I build a scraper where the scraped data gets compared with already existing data to avoid duplicates, create new entries and update old entries. I'm doing this with a for loop, which loops over a findOne function where are two awaits in. The problem is that my for loop is ignoring (because it's sync?) my awaits and goes over to a part, where it is important that all of these awaits are done.
async function comparedata(length) {
console.log("Starting comparing entries in data");
for (let x = 0; x < length; x ) {
const model = new dataModel({
link: dataLinks[x],
name: dataGames[x].replace('Download', ' '),
logo: dataLogos[x],
provider: 'data',
});
model.collection.findOne({ "link": dataLinks[x] }, async function (err, found) {
if (err) throw err;
if (found == null) {
await model.save().then((result) => {
console.log(result) // Is not happening because the for loop goes through to the next function and closes the server
}).catch((err) => { console.log(err) });
}
else if (found != null) {
if (dataGames[x] != found.name) {
await model.collection.findOneAndUpdate({ link: dataLinks[x] }, { $set: { name: dataGames[x] } });
}
}
})
}
closeServer()//Closes the server is happening before new entries or updates are made.
}
My idea was to work with promises, but even if I tried to, it was just getting resolved too fast and closes the server again.
CodePudding user response:
You should be able to simplify your logic like this:
async function comparedata(length) {
console.log('Starting comparing entries in data');
try {
for (let x = 0; x < length; x ) {
let found = await dataModel.findOne({ link: dataLinks[x] });
if (!found) {
found = await dataModel.create({
link: dataLinks[x],
name: dataGames[x].replace('Download', ' '),
logo: dataLogos[x],
provider: 'data',
});
} else if (found.name !== dataGames[x]) {
found.name = dataGames[x];
await found.save();
}
console.log(found);
}
} catch (e) {
console.log(e);
}
closeServer();
}
CodePudding user response:
For the first iteration of for loop, the findOne's callback is put in the callback queue by the event loop and it proceeds with the next iteration not waiting for the awaits, this goes till the last iteration and after the last iteration it immediately calls the closeServer(), after this closeServer() call the tasks put into the callback queue (i.e the findOne's callbacks) are considered and executed by the event loop.
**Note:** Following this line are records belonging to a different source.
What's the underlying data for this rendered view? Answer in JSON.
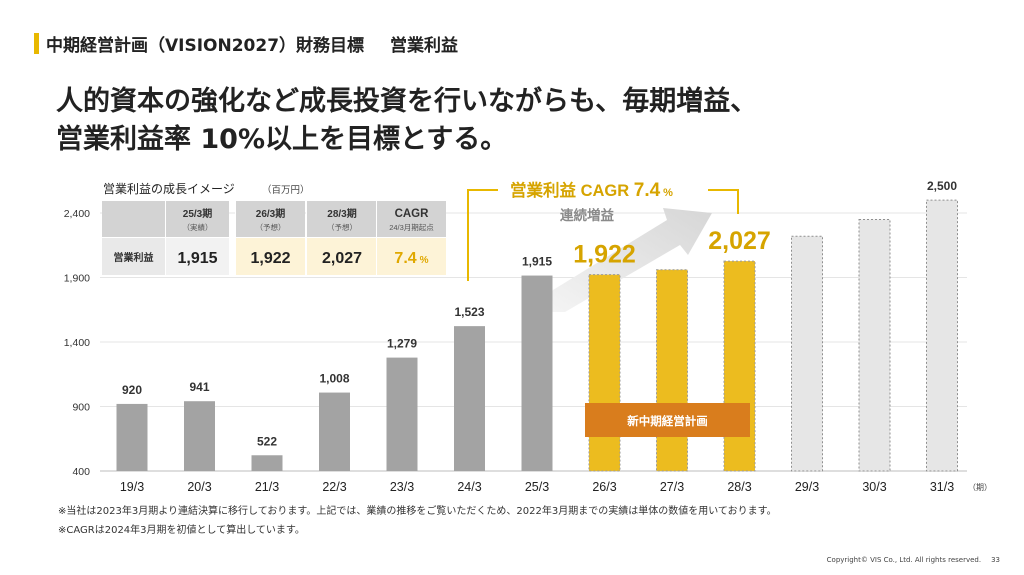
{
  "header": {
    "title": "中期経営計画（VISION2027）財務目標",
    "subtitle": "営業利益"
  },
  "headline": {
    "line1": "人的資本の強化など成長投資を行いながらも、毎期増益、",
    "line2": "営業利益率 10%以上を目標とする。"
  },
  "colors": {
    "accent": "#e8b800",
    "bar_actual": "#a3a3a3",
    "bar_plan": "#ecbc1f",
    "bar_future": "#e6e6e6",
    "plan_banner": "#d97d1d",
    "cagr_text": "#d6a400"
  },
  "chart_data": {
    "type": "bar",
    "title": "営業利益の成長イメージ",
    "unit": "（百万円）",
    "x_suffix": "（期）",
    "categories": [
      "19/3",
      "20/3",
      "21/3",
      "22/3",
      "23/3",
      "24/3",
      "25/3",
      "26/3",
      "27/3",
      "28/3",
      "29/3",
      "30/3",
      "31/3"
    ],
    "values": [
      920,
      941,
      522,
      1008,
      1279,
      1523,
      1915,
      1922,
      1960,
      2027,
      2220,
      2350,
      2500
    ],
    "bar_kinds": [
      "actual",
      "actual",
      "actual",
      "actual",
      "actual",
      "actual",
      "actual",
      "plan",
      "plan",
      "plan",
      "future",
      "future",
      "future"
    ],
    "data_labels": [
      "920",
      "941",
      "522",
      "1,008",
      "1,279",
      "1,523",
      "1,915",
      "1,922",
      "",
      "2,027",
      "",
      "",
      "2,500"
    ],
    "yticks": [
      400,
      900,
      1400,
      1900,
      2400
    ],
    "ytick_labels": [
      "400",
      "900",
      "1,400",
      "1,900",
      "2,400"
    ],
    "ylim": [
      400,
      2600
    ],
    "grid": true,
    "annotations": {
      "cagr_label": "営業利益 CAGR",
      "cagr_value": "7.4",
      "cagr_unit": "%",
      "consolidated_label": "連続増益",
      "plan_banner": "新中期経営計画"
    }
  },
  "table": {
    "headers": [
      {
        "main": "25/3期",
        "sub": "（実績）"
      },
      {
        "main": "26/3期",
        "sub": "（予想）"
      },
      {
        "main": "28/3期",
        "sub": "（予想）"
      },
      {
        "main": "CAGR",
        "sub": "24/3月期起点"
      }
    ],
    "row_label": "営業利益",
    "row_values": [
      "1,915",
      "1,922",
      "2,027",
      "7.4"
    ],
    "cagr_unit": "%"
  },
  "notes": [
    "※当社は2023年3月期より連結決算に移行しております。上記では、業績の推移をご覧いただくため、2022年3月期までの実績は単体の数値を用いております。",
    "※CAGRは2024年3月期を初値として算出しています。"
  ],
  "footer": {
    "copyright": "Copyright© VIS Co., Ltd. All rights reserved.",
    "page": "33"
  }
}
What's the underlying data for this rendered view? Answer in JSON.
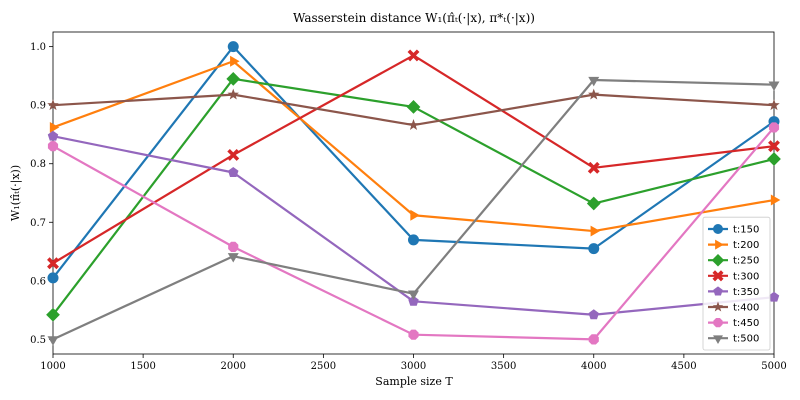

Inorder to get an understanding of this, you have to learn about the event loop and how the event loop executes the javascript code. Please check about the event loop working mechanism youtube video here
You can use the promise style execution of findOne and overcome this issue.
And according to me, using await & then() functionalities on the same statement is not a good practice.
My suggestion,
async function comparedata(length) {
console.log("Starting comparing entries in data");
for (let x = 0; x < length; x ) {
const model = new dataModel({
link: dataLinks[x],
name: dataGames[x].replace('Download', ' '),
logo: dataLogos[x],
provider: 'data',
});
// using .exec() at the end allows us to go with the promise way of dealing things rather than callbacks
// assuming that 'dataModel' is the Schema, so I directly called findOne on it
const found = await dataModel.findOne({ "link": dataLinks[x] }).exec();
if (found == null) {
// wrap the await in try...catch for catching errors while saving
try{
await model.save();
console.log("Document Saved Successfully !");
}catch(err) {
console.log(`ERROR while saving the document. DETAILS: ${model} & ERROR: ${err}`)
}
} else if (found != null) {
if (dataGames[x] != found.name) {
await model.collection.findOneAndUpdate({ link: dataLinks[x] }, { $set: { name: dataGames[x] } });
}
}
if (x > length)
sendErrorMail();
}
closeServer()//Closes the server is happening before new entries or updates are made.
}
NOTE: Please refer the Mongoose official documentation for updates.
CodePudding user response:
I'm not super familiar with mongoose api, but if you are unable to use a promisified version then you can use the Promise constructor to "jump" out of a callback:
const found = await new Promise((resolve, reject) => {
model.collection.findOne({ "link": dataLinks[x] }, function (err, found) {
if (err) {
reject(err);
return;
};
resolve(found);
}
});
This might help you work things out.